Despite the trends which seem to suggest college will become more and more like the real world and less removed from its concerns, I think there remains value in retaining the idea of college as a bubble, or campus as a place that should be in some sense removed from the concerns of the immediate culture.

I think of the college experience as a useful bubble, preparing people through wisdom and accumulated knowledge so that they can later go and engage with the world as it is. Specifically, I think the implicit purpose of the college experience is to prepare people to do the work of mending the world’s fraying edges.
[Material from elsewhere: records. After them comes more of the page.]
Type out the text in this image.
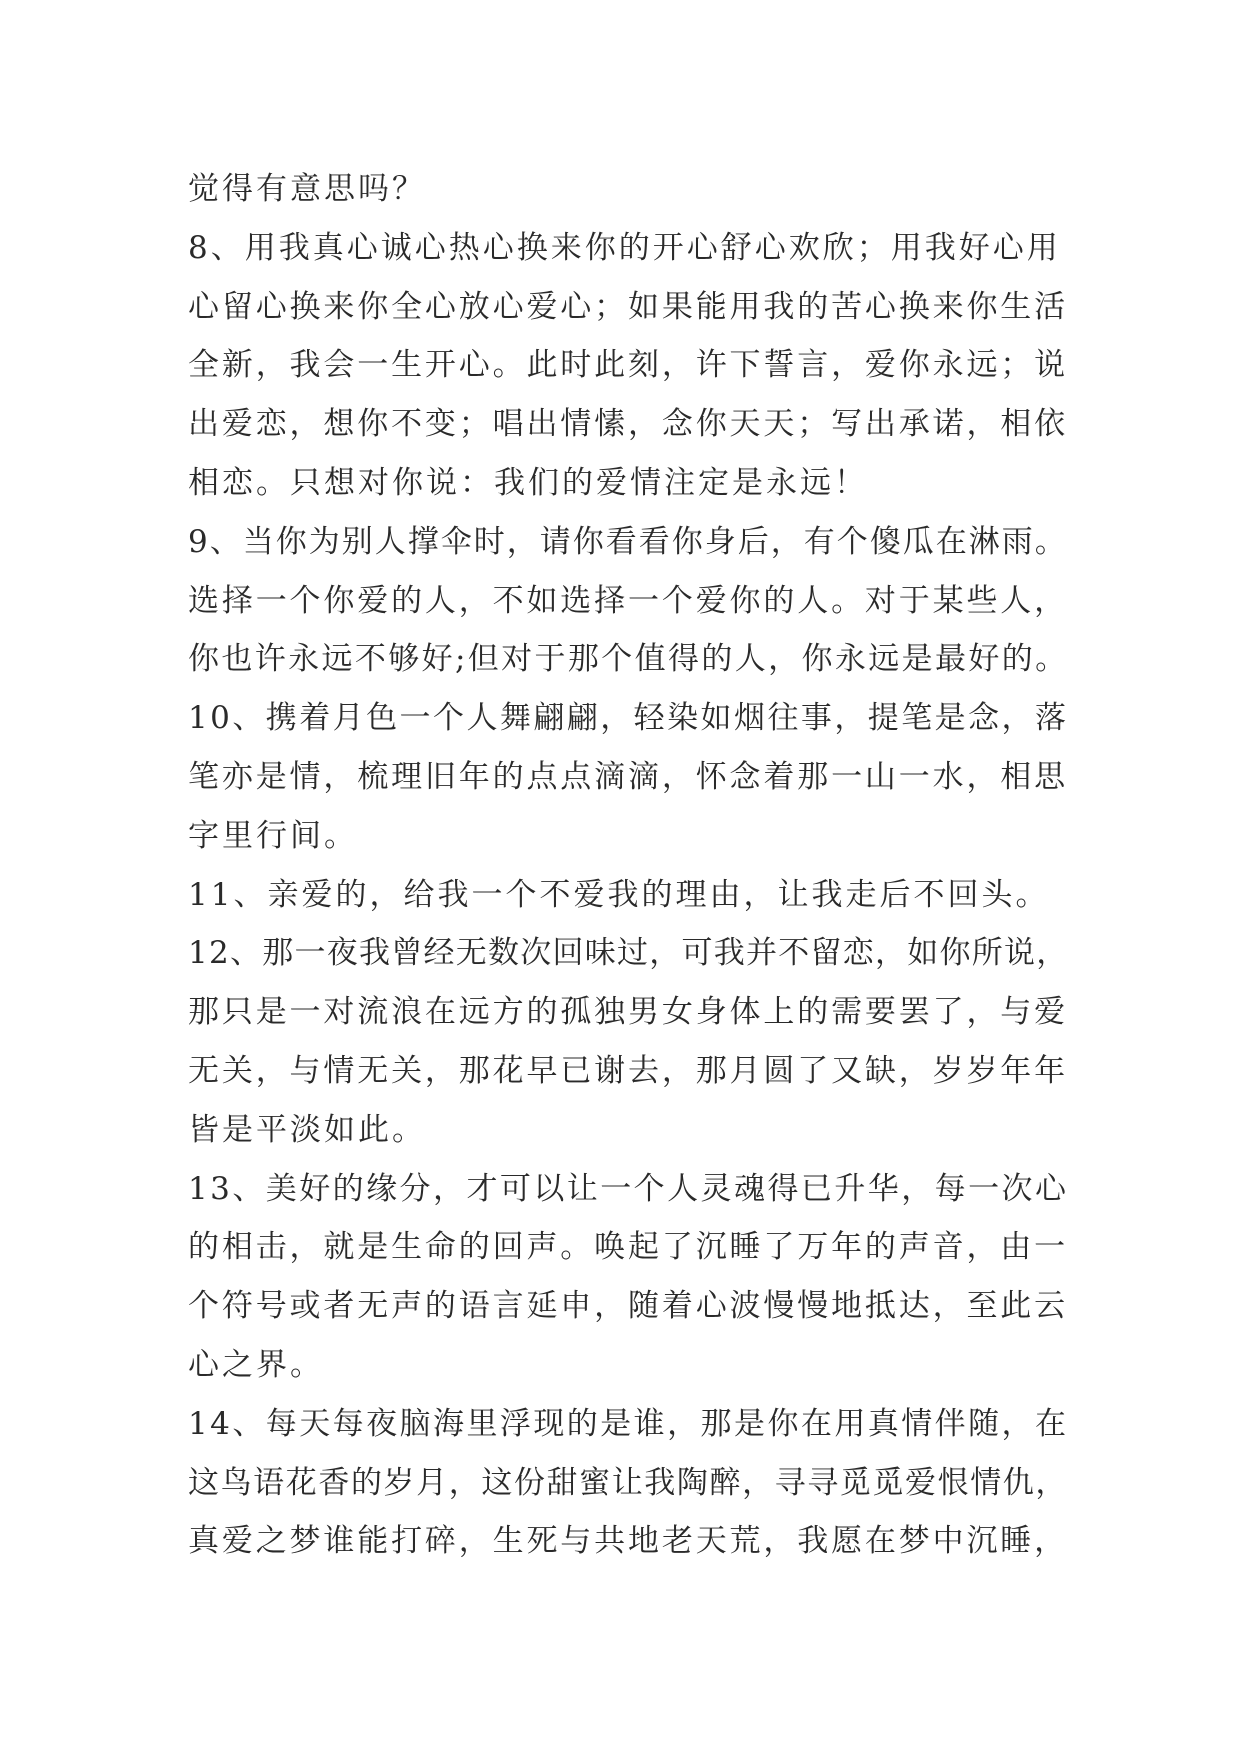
觉得有意思吗？
8、用我真心诚心热心换来你的开心舒心欢欣；用我好心用
心留心换来你全心放心爱心；如果能用我的苦心换来你生活
全新，我会一生开心。此时此刻，许下誓言，爱你永远；说
出爱恋，想你不变；唱出情愫，念你天天；写出承诺，相依
相恋。只想对你说：我们的爱情注定是永远！
9、当你为别人撑伞时，请你看看你身后，有个傻瓜在淋雨。
选择一个你爱的人，不如选择一个爱你的人。对于某些人，
你也许永远不够好;但对于那个值得的人，你永远是最好的。
10、携着月色一个人舞翩翩，轻染如烟往事，提笔是念，落
笔亦是情，梳理旧年的点点滴滴，怀念着那一山一水，相思
字里行间。
11、亲爱的，给我一个不爱我的理由，让我走后不回头。
12、那一夜我曾经无数次回味过，可我并不留恋，如你所说，
那只是一对流浪在远方的孤独男女身体上的需要罢了，与爱
无关，与情无关，那花早已谢去，那月圆了又缺，岁岁年年
皆是平淡如此。
13、美好的缘分，才可以让一个人灵魂得已升华，每一次心
的相击，就是生命的回声。唤起了沉睡了万年的声音，由一
个符号或者无声的语言延申，随着心波慢慢地抵达，至此云
心之界。
14、每天每夜脑海里浮现的是谁，那是你在用真情伴随，在
这鸟语花香的岁月，这份甜蜜让我陶醉，寻寻觅觅爱恨情仇，
真爱之梦谁能打碎，生死与共地老天荒，我愿在梦中沉睡，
We will always need both economic and spiritual fulfillment, so there will always be a need for Herodotus and Homer and Shakespeare and Beethoven. There will be a need for people to learn about to speak about the longings of the heart and how we can satisfy or exacerbate the problems that confront our souls.

And many of those fraying edges related to our specific time and place, because of the success or failure of things like war, public policy, economic disparity, etc.